Spline Galerkin methods for the Sherman-Lauricella equation on contours with corners

TL;DR

This paper analyzes spline Galerkin methods for solving the Sherman-Lauricella integral equation on contours with corners, establishing stability conditions, and demonstrating good convergence through numerical experiments.

Contribution

It provides necessary and sufficient conditions for stability of spline Galerkin methods on contours with corners, including new stability results contrasting with Nyström methods.

Findings

Spline Galerkin methods are stable if associated corner operators are invertible.

Numerical experiments confirm good convergence and validate theoretical stability conditions.

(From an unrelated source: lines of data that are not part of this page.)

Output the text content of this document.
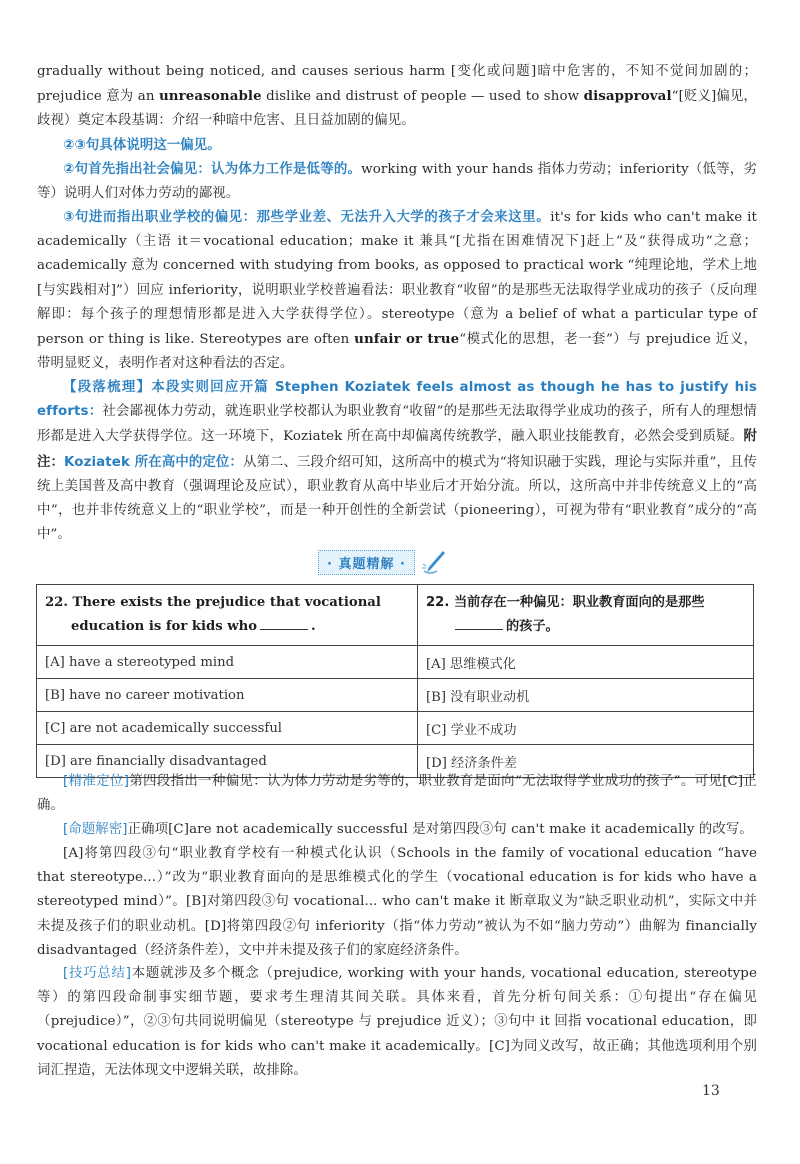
gradually without being noticed, and causes serious harm [变化或问题]暗中危害的，不知不觉间加剧的；prejudice 意为 an unreasonable dislike and distrust of people — used to show disapproval“[贬义]偏见，歧视）奠定本段基调：介绍一种暗中危害、且日益加剧的偏见。

②③句具体说明这一偏见。

②句首先指出社会偏见：认为体力工作是低等的。working with your hands 指体力劳动；inferiority（低等，劣等）说明人们对体力劳动的鄙视。

③句进而指出职业学校的偏见：那些学业差、无法升入大学的孩子才会来这里。it's for kids who can't make it academically（主语 it＝vocational education；make it 兼具“[尤指在困难情况下]赶上”及“获得成功”之意；academically 意为 concerned with studying from books, as opposed to practical work “纯理论地，学术上地[与实践相对]”）回应 inferiority，说明职业学校普遍看法：职业教育“收留”的是那些无法取得学业成功的孩子（反向理解即：每个孩子的理想情形都是进入大学获得学位）。stereotype（意为 a belief of what a particular type of person or thing is like. Stereotypes are often unfair or true“模式化的思想，老一套”）与 prejudice 近义，带明显贬义，表明作者对这种看法的否定。

【段落梳理】本段实则回应开篇 Stephen Koziatek feels almost as though he has to justify his efforts：社会鄙视体力劳动，就连职业学校都认为职业教育“收留”的是那些无法取得学业成功的孩子，所有人的理想情形都是进入大学获得学位。这一环境下，Koziatek 所在高中却偏离传统教学，融入职业技能教育，必然会受到质疑。附注：Koziatek 所在高中的定位：从第二、三段介绍可知，这所高中的模式为“将知识融于实践，理论与实际并重”，且传统上美国普及高中教育（强调理论及应试），职业教育从高中毕业后才开始分流。所以，这所高中并非传统意义上的“高中”，也并非传统意义上的“职业学校”，而是一种开创性的全新尝试（pioneering），可视为带有“职业教育”成分的“高中”。

· 真题精解 ·
22. There exists the prejudice that vocational education is for kids who .	22. 当前存在一种偏见：职业教育面向的是那些的孩子。

[A] have a stereotyped mind	[A] 思维模式化
[B] have no career motivation	[B] 没有职业动机
[C] are not academically successful	[C] 学业不成功
[D] are financially disadvantaged	[D] 经济条件差

[精准定位]第四段指出一种偏见：认为体力劳动是劣等的，职业教育是面向“无法取得学业成功的孩子”。可见[C]正确。

[命题解密]正确项[C]are not academically successful 是对第四段③句 can't make it academically 的改写。

[A]将第四段③句“职业教育学校有一种模式化认识（Schools in the family of vocational education “have that stereotype...）”改为“职业教育面向的是思维模式化的学生（vocational education is for kids who have a stereotyped mind）”。[B]对第四段③句 vocational... who can't make it 断章取义为“缺乏职业动机”，实际文中并未提及孩子们的职业动机。[D]将第四段②句 inferiority（指“体力劳动”被认为不如“脑力劳动”）曲解为 financially disadvantaged（经济条件差），文中并未提及孩子们的家庭经济条件。

[技巧总结]本题就涉及多个概念（prejudice, working with your hands, vocational education, stereotype 等）的第四段命制事实细节题，要求考生理清其间关联。具体来看，首先分析句间关系：①句提出“存在偏见（prejudice）”，②③句共同说明偏见（stereotype 与 prejudice 近义）；③句中 it 回指 vocational education，即 vocational education is for kids who can't make it academically。[C]为同义改写，故正确；其他选项利用个别词汇捏造，无法体现文中逻辑关联，故排除。

13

Galerkins with splines of order 0, 1, 2 are stable for corners with angles in (0.1π, 1.9π).

Abstract

Spline Galerkin approximation methods for the Sherman-Lauricella integral equation on simple closed piecewise smooth contours are studied, and necessary and sufficient conditions for their stability are obtained. It is shown that the method under consideration is stable if and only if certain operators associated with the corner points of the contour are invertible. Numerical experiments demonstrate a good convergence of the spline Galerkin methods and validate theoretical results. Moreover, it is shown that if all corners of the contour have opening angles located in interval $(0.1\pi, 1.9\pi)$, then the corresponding Galerkin method based on splines of order $0$, $1$ and $2$ is always stable. These results are in strong contrast with the behaviour of the Nystr\"om method, which has a number of instability angles in the interval mentioned.